EDIT: It seems updating xformers to xformers==0.0.23.post1 resolves this issue. See their release notes

This patch fixed the installation process for me:

diff --git a/requirements.txt b/requirements.txt
index 4583850..1b985c0 100644
--- a/requirements.txt
+++ b/requirements.txt
@@ -1,6 +1,7 @@
 --extra-index-url https://huggingface.github.io/autogptq-index/whl/cu118/
 packaging==23.2
 peft==0.7.0
+torch==2.1.2
 transformers @ git+https://github.com/huggingface/transformers.git@3cefac1d974db5e2825a0cb2b842883a628be7a0
 tokenizers==0.15.0
 bitsandbytes>=0.41.1
@@ -14,7 +15,7 @@ flash-attn==2.3.3
 sentencepiece
 wandb
 einops
-xformers==0.0.22
+xformers==0.0.23.post1
 optimum==1.13.2
 hf_transfer
 colorama
diff --git a/setup.py b/setup.py
index 235018d..8ea9d76 100644
--- a/setup.py
+++ b/setup.py
@@ -49,6 +49,9 @@ setup(
     install_requires=install_requires,
     dependency_links=dependency_links,
     extras_require={
+        "torch": [
+            "torch==2.1.2",
+        ],
         "flash-attn": [
             "flash-attn==2.3.3",
         ],
BugReporterZ commented 10 months ago

@gardner That appears to fix axolotl not getting installed and running in my case, but there are still issues with training in that memory usage seems unusually high compared to past axolotl commits (I definitely didn't have these issues back in December).

I'm currently OOMing (at batch size 1) on 24GB with 4096-tokens long sequences on a 7B model (Mistral-7B) with QLoRA (4-bit). Training that without FA used to be possible, and even after enabling it memory usage still seems unusually high now.

I've read suggestions that the flash-attn version could be involved, but upgrading to 2.4.2 didn't solve.

gardner commented 10 months ago

I was able to kick of a tinyllama QLoRA run with 4096 tokens on my 12GB 3060. It's hanging out at 11.4 GB usage but its running (pretty slowly).

You might want to try downgrading flash-attn?

There's also https://github.com/unslothai/unsloth if you don't mind writing a bit of code.
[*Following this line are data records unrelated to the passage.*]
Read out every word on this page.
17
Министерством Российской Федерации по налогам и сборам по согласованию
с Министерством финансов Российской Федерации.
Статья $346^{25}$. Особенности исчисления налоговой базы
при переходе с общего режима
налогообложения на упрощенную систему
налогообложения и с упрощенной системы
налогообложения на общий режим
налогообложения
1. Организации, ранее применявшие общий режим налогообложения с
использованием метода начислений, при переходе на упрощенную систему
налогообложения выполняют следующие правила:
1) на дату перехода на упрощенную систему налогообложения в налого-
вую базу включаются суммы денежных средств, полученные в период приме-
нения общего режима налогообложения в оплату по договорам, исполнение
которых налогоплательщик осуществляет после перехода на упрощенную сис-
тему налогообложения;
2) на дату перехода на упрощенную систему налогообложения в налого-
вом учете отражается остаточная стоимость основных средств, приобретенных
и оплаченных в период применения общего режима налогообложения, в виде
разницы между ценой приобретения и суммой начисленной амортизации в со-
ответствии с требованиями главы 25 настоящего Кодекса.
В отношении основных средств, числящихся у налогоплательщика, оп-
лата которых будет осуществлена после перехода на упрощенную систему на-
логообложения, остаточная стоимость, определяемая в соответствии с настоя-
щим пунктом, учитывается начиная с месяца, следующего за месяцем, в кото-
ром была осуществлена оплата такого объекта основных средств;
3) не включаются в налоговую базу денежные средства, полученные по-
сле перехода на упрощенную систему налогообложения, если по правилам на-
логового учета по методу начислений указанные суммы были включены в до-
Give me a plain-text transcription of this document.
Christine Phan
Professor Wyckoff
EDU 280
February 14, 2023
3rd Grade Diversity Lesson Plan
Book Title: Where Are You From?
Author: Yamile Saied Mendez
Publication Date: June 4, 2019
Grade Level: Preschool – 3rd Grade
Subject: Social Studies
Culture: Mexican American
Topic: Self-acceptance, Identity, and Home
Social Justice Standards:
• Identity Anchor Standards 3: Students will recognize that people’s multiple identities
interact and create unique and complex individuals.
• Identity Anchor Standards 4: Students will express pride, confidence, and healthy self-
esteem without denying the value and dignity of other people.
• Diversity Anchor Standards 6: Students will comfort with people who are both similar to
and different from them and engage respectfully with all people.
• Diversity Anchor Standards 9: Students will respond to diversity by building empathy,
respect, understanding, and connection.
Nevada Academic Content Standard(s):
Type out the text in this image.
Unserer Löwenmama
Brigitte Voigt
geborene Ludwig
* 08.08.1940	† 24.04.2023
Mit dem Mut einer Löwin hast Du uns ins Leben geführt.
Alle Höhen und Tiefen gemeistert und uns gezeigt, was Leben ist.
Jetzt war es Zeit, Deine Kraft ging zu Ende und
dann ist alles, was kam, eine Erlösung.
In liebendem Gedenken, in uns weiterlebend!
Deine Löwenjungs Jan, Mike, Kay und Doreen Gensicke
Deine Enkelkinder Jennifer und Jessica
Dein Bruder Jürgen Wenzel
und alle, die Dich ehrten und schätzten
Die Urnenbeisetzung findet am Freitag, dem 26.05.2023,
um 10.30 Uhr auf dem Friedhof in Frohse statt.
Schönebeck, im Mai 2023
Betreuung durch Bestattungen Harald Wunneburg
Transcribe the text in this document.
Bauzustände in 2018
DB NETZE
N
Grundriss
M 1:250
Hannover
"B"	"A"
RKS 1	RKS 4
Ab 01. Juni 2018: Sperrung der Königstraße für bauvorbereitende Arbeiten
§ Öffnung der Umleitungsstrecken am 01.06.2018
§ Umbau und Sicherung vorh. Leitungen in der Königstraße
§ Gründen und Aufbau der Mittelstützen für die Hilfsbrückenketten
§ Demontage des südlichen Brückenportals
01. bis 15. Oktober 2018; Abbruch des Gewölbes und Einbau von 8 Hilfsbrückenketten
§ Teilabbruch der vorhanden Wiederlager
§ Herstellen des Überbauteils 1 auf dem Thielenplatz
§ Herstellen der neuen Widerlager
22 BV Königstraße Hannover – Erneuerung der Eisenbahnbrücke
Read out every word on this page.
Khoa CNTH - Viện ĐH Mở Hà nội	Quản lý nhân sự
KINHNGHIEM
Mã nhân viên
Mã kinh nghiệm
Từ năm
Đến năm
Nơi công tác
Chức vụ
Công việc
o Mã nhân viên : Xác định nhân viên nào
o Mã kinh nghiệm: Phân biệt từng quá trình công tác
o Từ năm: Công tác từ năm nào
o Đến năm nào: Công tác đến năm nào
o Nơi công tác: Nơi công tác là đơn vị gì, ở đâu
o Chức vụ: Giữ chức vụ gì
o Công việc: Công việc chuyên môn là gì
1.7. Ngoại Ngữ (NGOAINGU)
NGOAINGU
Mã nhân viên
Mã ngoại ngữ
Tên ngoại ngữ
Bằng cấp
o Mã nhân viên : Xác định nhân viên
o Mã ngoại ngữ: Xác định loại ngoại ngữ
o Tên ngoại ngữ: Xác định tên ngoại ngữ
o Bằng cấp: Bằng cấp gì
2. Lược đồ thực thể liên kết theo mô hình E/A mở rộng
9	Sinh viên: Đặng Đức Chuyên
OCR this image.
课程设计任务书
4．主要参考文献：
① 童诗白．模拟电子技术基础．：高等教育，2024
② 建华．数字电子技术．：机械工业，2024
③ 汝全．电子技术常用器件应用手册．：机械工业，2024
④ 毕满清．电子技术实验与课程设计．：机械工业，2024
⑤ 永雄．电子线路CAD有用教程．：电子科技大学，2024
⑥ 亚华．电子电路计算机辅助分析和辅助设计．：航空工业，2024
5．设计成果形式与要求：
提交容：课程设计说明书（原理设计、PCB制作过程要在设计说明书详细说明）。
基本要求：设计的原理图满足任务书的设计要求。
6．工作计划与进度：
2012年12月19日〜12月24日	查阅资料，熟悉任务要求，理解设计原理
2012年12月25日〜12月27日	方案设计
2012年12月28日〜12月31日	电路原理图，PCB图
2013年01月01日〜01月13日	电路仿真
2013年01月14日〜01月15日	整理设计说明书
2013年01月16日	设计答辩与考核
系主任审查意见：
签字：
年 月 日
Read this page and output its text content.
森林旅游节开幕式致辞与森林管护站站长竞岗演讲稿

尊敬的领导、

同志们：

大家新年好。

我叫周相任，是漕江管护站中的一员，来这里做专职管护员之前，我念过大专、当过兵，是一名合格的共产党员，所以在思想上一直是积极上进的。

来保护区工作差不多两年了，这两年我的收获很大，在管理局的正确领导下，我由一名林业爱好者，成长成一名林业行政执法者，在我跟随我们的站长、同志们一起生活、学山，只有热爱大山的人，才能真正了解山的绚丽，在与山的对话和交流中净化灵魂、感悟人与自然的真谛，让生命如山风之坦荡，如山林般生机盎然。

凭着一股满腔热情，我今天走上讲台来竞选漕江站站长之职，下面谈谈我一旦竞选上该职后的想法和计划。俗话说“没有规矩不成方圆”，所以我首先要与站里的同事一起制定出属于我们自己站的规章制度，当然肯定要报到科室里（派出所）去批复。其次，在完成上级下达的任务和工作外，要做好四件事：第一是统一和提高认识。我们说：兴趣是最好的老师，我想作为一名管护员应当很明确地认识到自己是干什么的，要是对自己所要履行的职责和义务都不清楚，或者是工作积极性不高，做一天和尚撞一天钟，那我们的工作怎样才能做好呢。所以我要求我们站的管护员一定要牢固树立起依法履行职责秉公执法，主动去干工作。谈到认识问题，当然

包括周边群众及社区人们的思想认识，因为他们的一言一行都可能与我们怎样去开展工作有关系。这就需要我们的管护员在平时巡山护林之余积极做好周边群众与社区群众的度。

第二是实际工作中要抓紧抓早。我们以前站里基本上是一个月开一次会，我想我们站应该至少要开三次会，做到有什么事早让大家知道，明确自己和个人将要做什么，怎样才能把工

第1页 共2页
BugReporterZ commented 10 months ago

Reverting to an axolotl commit mid-December (5f79b82 but I haven't investigated when issues began exactly), reinstalling packages then uninstalling flash-attn and doing pip install flash-attn=2.3.2 fixes the issue. Training Mistral-7B in 4bit with 4096 tokens sequences at batch size 1 and FA enabled now takes about 9000 MB of VRAM.

Attempting to finetune in 4-bit a llamafied InternLM2 20B, again with 4096 tokens sequences, now takes about 21500 MB instead of OOMing as with newer axolotl commits.

gardner commented 10 months ago

Sounds like a reproducible regression. Maybe log it in a new issue with steps to reproduce so someone can try to narrow down what happened.

BugReporterZ commented 10 months ago

The increased VRAM usage could be possibly related with https://github.com/OpenAccess-AI-Collective/axolotl/issues/1127

Nero10578 commented 10 months ago

Last I checked the setup.py for the pytorch version it asks for 2.1.1, so the install will work with this version of pytorch: pip install torch==2.1.1 torchvision==0.16.1 torchaudio==2.1.1 --index-url https://download.pytorch.org/whl/cu121

In the current setup.py:

 try:
        torch_version = version("torch")
        if torch_version.startswith("2.1.1"):
            _install_requires.pop(_install_requires.index("xformers==0.0.22"))
            _install_requires.append("xformers==0.0.23")

I wrote a guide on reddit and it still works as of the commit today. 59a31fe613c7a39563c0f412b15fc9ac109e3009 https://www.reddit.com/r/LocalLLaMA/comments/18pk6wm/how_to_qlora_fine_tune_using_axolotl_zero_to/?utm_source=share&utm_medium=web2x&context=3

BugReporterZ commented 10 months ago

I tracked down the issue to flash-attn from pip. Version 2.3.2 works; the newer one as per requirements.txt (2.3.3) causes problems. At the moment I'm on torch 2.0.1, though.

Nero10578 commented 10 months ago

I tracked down the issue to flash-attn from pip. Version 2.3.2 works; the newer one as per requirements.txt (2.3.3) causes problems. At the moment I'm on torch 2.0.1, though.

I'm on torch 2.1.1 and flash-attn-2.3.3 and have no issues. They really need to change the torch version from 2.0.1 to 2.1.1 imo.